A cien días de gobierno.

Sepultando el futuro: ¿cuál es la política educativa del gobierno?

Piera Fernández De Piccoli

Escribe: Piera Fernández De Piccoli

Presidenta de la Federación Universitaria Argentina.

03/04/2024

La universidad pública argentina representa para cientos de jóvenes, y no tan jóvenes la posibilidad de un futuro mejor. Hoy en día, esa expectativa de progreso está en riesgo. La educación atraviesa una de sus peores crisis desde el regreso de la democracia y enfrenta un ataque directo por parte del gobierno nacional. 

Argentina está inmersa en una crisis política, social y económica que se agudiza cada día. Sin lugar a dudas esto es producto de múltiples factores, fundamentalmente, de reiterados errores por parte de la dirigencia política en los últimos años. Esto llevó a que la población eligiera un cambio abrupto en búsqueda de dar vuelta la página. Pero, ¿es posible salir de la difícil situación en la que estamos como país si no invertimos en educación pública? 

Javier Milei eligió como enemigo al Estado. Todo lo público tiene para el presidente un carácter “criminal”. La educación pública no está exenta. Días atrás, justamente en el inicio de las clases, la calificó como un “mecanismo de lavado de cerebros”. A su vez, distintos funcionarios del gobierno no paran de caracterizar a las universidades como “cajas negras de la política” de manera infundada. 
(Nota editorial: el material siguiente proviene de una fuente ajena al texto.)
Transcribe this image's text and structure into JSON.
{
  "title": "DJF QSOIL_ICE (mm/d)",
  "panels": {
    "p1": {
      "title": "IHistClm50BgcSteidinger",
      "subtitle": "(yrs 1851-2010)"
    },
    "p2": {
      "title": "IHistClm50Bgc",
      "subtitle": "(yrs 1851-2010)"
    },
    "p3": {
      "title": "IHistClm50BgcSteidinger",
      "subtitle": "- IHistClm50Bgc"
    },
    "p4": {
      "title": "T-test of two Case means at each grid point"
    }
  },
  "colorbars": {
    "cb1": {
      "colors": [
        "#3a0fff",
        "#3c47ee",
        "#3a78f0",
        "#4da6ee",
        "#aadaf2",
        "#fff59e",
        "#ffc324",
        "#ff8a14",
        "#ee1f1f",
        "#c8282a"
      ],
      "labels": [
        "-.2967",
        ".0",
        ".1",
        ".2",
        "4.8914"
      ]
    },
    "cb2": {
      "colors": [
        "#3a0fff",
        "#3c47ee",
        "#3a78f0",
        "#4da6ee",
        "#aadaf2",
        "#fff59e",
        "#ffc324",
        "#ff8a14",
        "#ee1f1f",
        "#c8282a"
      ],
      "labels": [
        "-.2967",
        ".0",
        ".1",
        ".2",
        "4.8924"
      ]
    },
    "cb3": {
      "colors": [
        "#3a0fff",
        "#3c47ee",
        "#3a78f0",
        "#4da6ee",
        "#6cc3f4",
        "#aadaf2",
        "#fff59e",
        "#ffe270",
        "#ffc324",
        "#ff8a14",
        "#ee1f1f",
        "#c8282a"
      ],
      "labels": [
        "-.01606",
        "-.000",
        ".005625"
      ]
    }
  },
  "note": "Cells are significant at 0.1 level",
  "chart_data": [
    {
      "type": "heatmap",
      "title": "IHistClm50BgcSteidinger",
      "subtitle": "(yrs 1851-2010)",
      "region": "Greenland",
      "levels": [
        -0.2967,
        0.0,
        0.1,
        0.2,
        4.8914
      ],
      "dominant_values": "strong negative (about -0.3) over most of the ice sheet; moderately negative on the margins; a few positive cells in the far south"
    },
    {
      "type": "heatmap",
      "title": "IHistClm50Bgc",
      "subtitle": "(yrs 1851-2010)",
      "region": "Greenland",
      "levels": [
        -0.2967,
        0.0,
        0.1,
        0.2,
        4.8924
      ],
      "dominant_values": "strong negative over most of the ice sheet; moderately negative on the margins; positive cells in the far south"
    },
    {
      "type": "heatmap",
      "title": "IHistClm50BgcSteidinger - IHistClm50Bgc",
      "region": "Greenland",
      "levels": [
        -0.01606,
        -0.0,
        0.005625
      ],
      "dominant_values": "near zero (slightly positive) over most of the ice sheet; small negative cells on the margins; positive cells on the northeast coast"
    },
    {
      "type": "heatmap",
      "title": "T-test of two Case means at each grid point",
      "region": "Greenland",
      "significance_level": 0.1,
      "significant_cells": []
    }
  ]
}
Este relato, es acompañado por una decisión de ajuste brutal en materia económica. La eliminación del Fondo Nacional de Incentivo Docente (FONID), el congelamiento del presupuesto universitario y el no envío de las partidas específicas para obras, investigación, extensión, hospitales universitarios, entre otras, se suman al aumento de los costos de vida que impactan de manera directa sobre el bolsillo de estudiantes, docentes y no docentes. Actualmente las universidades reciben menos de un tercio de los gastos de funcionamiento que hace un año atrás. Esto representa para el mes de febrero un ajuste del 72% y crece mes a mes, al ritmo de la inflación. 

Mientras aumentan el transporte, los alquileres, las fotocopias y libros, la comida y los servicios, el gobierno nacional sostiene su postura inflexible. A este ritmo, no solo las universidades no contarán con fondos para poder pagar la luz en los próximos meses, sino que también quedarán pocos estudiantes con la posibilidad de sostenerse en el sistema universitario. 
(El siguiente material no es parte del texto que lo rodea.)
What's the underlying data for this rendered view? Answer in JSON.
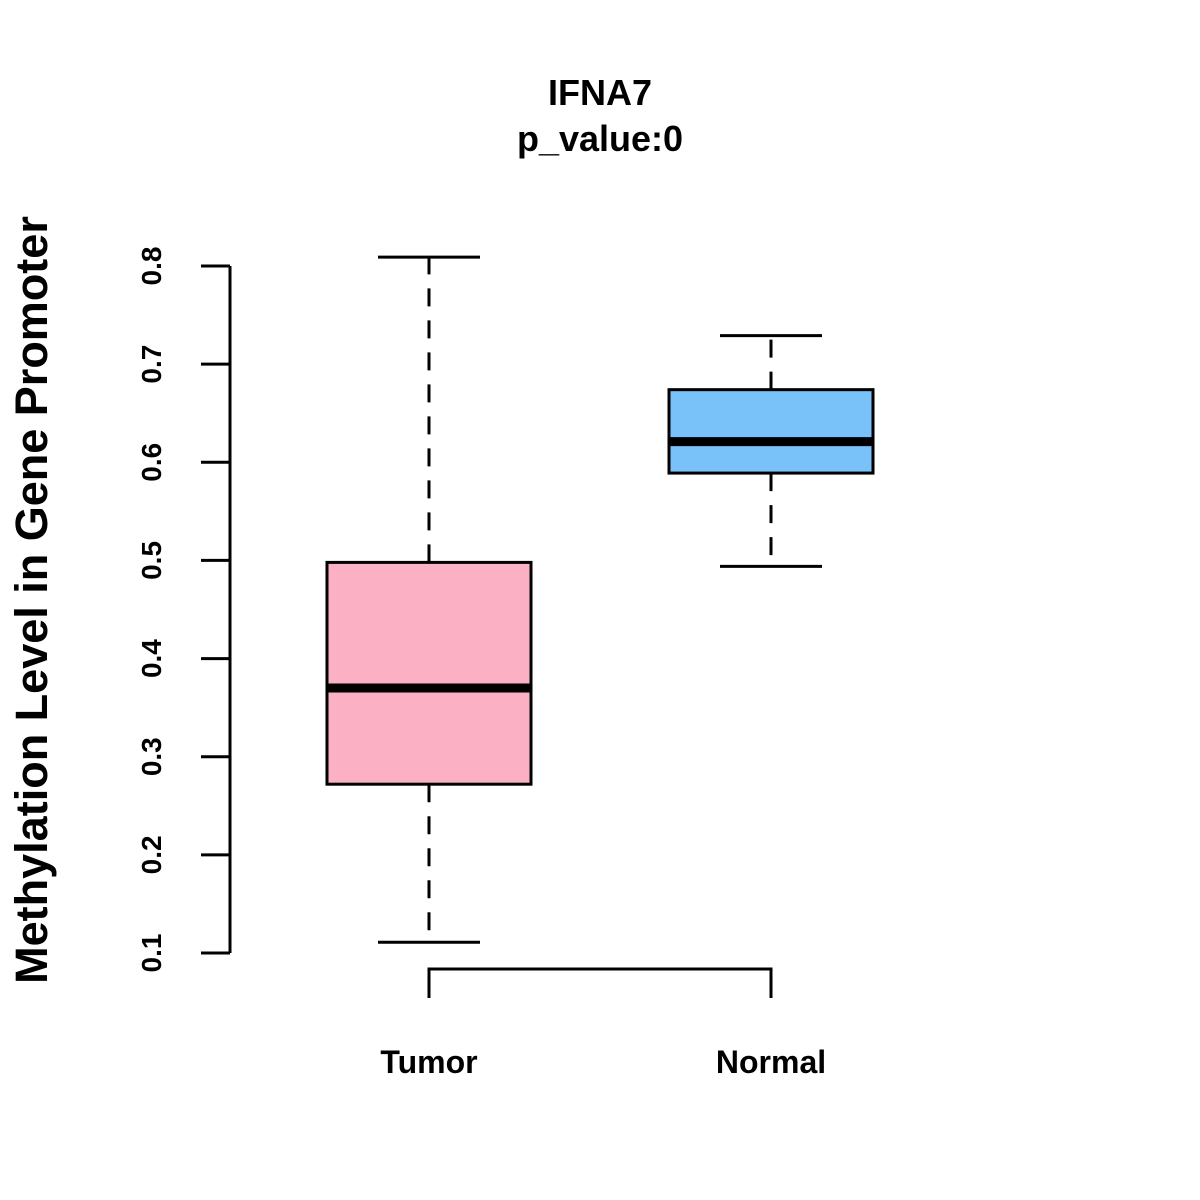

Pero a Javier Milei parece no importarle. Hay una clara decisión política de ataque frontal a las universidades en particular, y a la educación pública en general. La situación de asfixia representa una condición necesaria para poder avanzar en su verdadero plan educativo: el arancelamiento mediante política de vouchers. Una estrategia que ya fracasó en el mundo, por demostrar, entre otras desventajas, profundizar las desigualdades. 

En el medio, las reformas educativas más necesarias siguen esperando. La escuela necesita una urgente inversión en infraestructura, capacitación docente y la profundización de los contenidos para garantizar comprender textos y hacer operaciones matemáticas. Las universidades avanzan con mucho esfuerzo en fortalecer el acceso, la permanencia y el egreso, en la promoción de carreras de menor duración, y en potenciar la ciencia y la tecnología. Pero todo esto es imposible, sin presupuesto. Es imposible sin la decisión política de cuidar, fortalecer y promover la educación pública, libre, gratuita y de excelencia. 
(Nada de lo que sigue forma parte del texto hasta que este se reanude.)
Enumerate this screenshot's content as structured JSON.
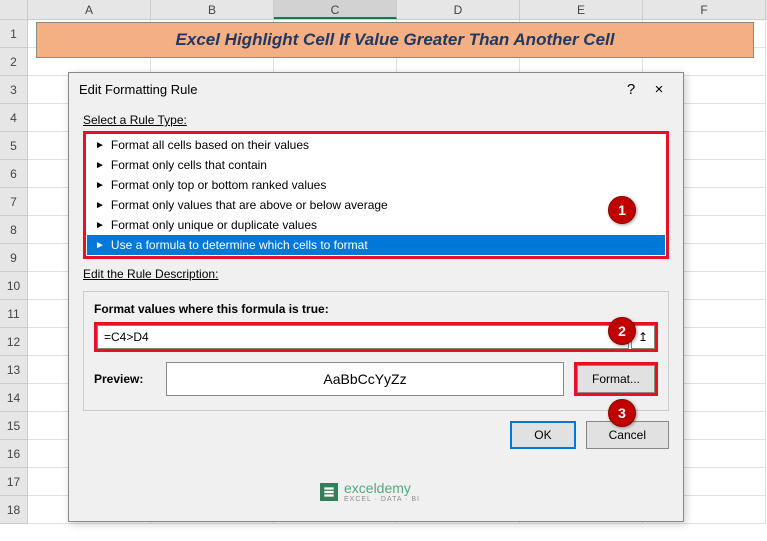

En los tiempos que corren, nuestra tarea, la de quienes transitamos y nos enamoramos de la educación pública en cualquier etapa de la vida, es indispensable. Debemos defender su valor público trascendental, su rol transformador. Solo a través de una educación pública de excelencia e inclusiva vamos a poder construir esa argentina libre y de iguales, que tanto anhelamos.